Some drivers feel the electric-assisted steering offers less feel and is numb compared with the old hydraulic system, but we think that may be overstating the case. Yes, it's smoother and less likely to transmit the raw sensation of hitting every twig and pebble on the road. But unlike all too many of the new electric power steering systems that makers are rapidly migrating to, the electro-hydraulic system on the Porsche 911 continues to keep you in close touch with the road. One does have to get used to what the car is telling you, however, especially due to the much more limited amount of body roll allowed by the Dynamic Chassis Control system. But it only took a few minutes, and a couple of hard turns, to feel confident, comfortable and in touch with what the latest 911 was doing.

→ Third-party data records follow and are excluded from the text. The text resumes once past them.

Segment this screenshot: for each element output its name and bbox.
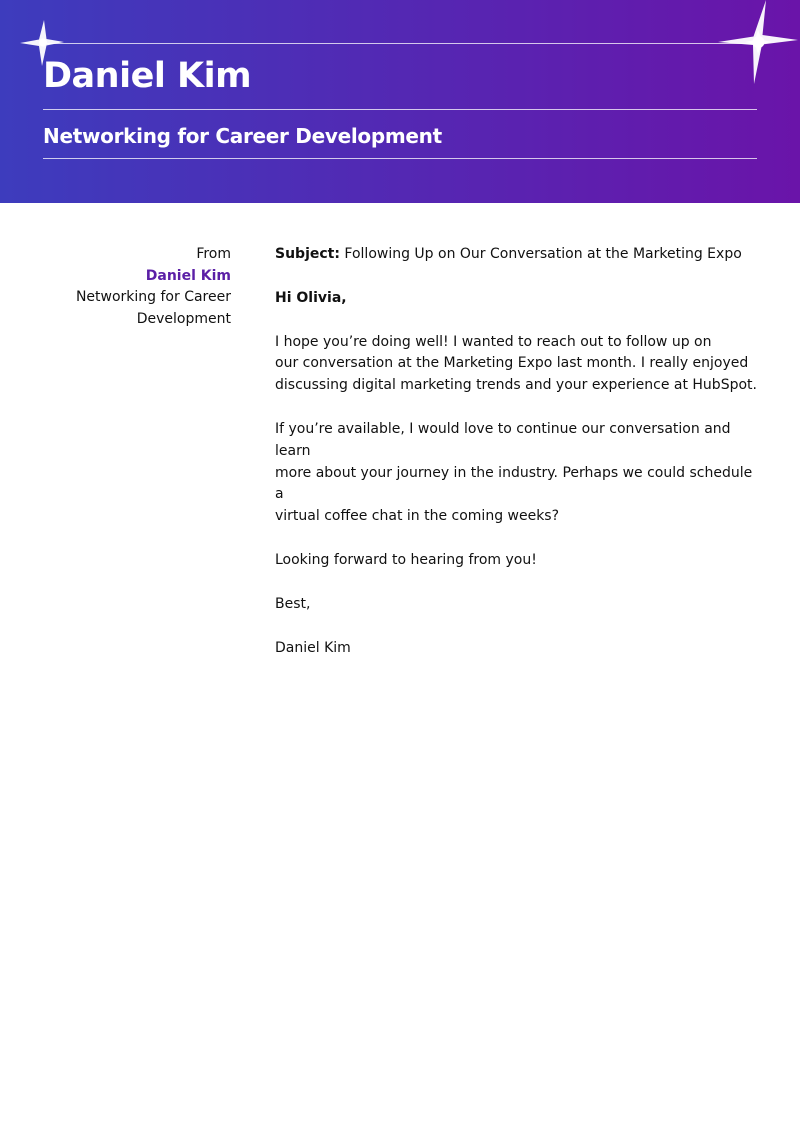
subject-label: Subject: <box>275 246 340 262</box>
closing-line: Looking forward to hearing from you! <box>275 551 537 568</box>
page-subtitle: Networking for Career Development <box>43 124 442 148</box>
paragraph-line: I hope you’re doing well! I wanted to reach out to follow up on <box>275 333 712 350</box>
greeting <box>275 288 765 310</box>
paragraph-line: our conversation at the Marketing Expo last month. I really enjoyed <box>275 355 749 372</box>
sender-title-line: Networking for Career <box>75 289 231 305</box>
letter-body <box>275 244 765 681</box>
page-title: Daniel Kim <box>43 56 252 96</box>
header-divider <box>43 158 757 159</box>
sign-off: Best, <box>275 595 311 612</box>
subject-text: Following Up on Our Conversation at the Marketing Expo <box>344 246 742 262</box>
greeting-text: Hi Olivia, <box>275 289 347 306</box>
signature: Daniel Kim <box>275 639 351 656</box>
paragraph <box>275 419 765 528</box>
from-label: From <box>196 246 231 262</box>
sender-title-line: Development <box>136 310 231 327</box>
subject-line <box>275 244 765 266</box>
paragraph-line: virtual coffee chat in the coming weeks? <box>275 508 560 525</box>
header-divider <box>43 43 757 44</box>
paragraph <box>275 332 765 397</box>
sender-name: Daniel Kim <box>145 267 231 284</box>
sender-block <box>40 244 231 330</box>
header-banner <box>0 0 800 203</box>
header-divider <box>43 109 757 110</box>
paragraph-line: discussing digital marketing trends and your experience at HubSpot. <box>275 377 757 394</box>
paragraph-line: more about your journey in the industry. Perhaps we could schedule a <box>275 464 753 503</box>
paragraph-line: If you’re available, I would love to continue our conversation and learn <box>275 420 731 459</box>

That's also what's impressive about this car: how quickly the driver becomes comfortable and confident at speed.
This latest-generation Porsche 911 does everything better than the pre-2012 models. You might find something faster for the price, but it's difficult to find anything that comes close to the pure driving pleasure of this classic sports car. Any Carrera would make fine daily transportation.
Paul Eisenstein filed this report after his test drive of the 911 Carrera S in Southern California. With Laura Burstein reporting from Los Angeles and Mitch McCullough reporting from New York.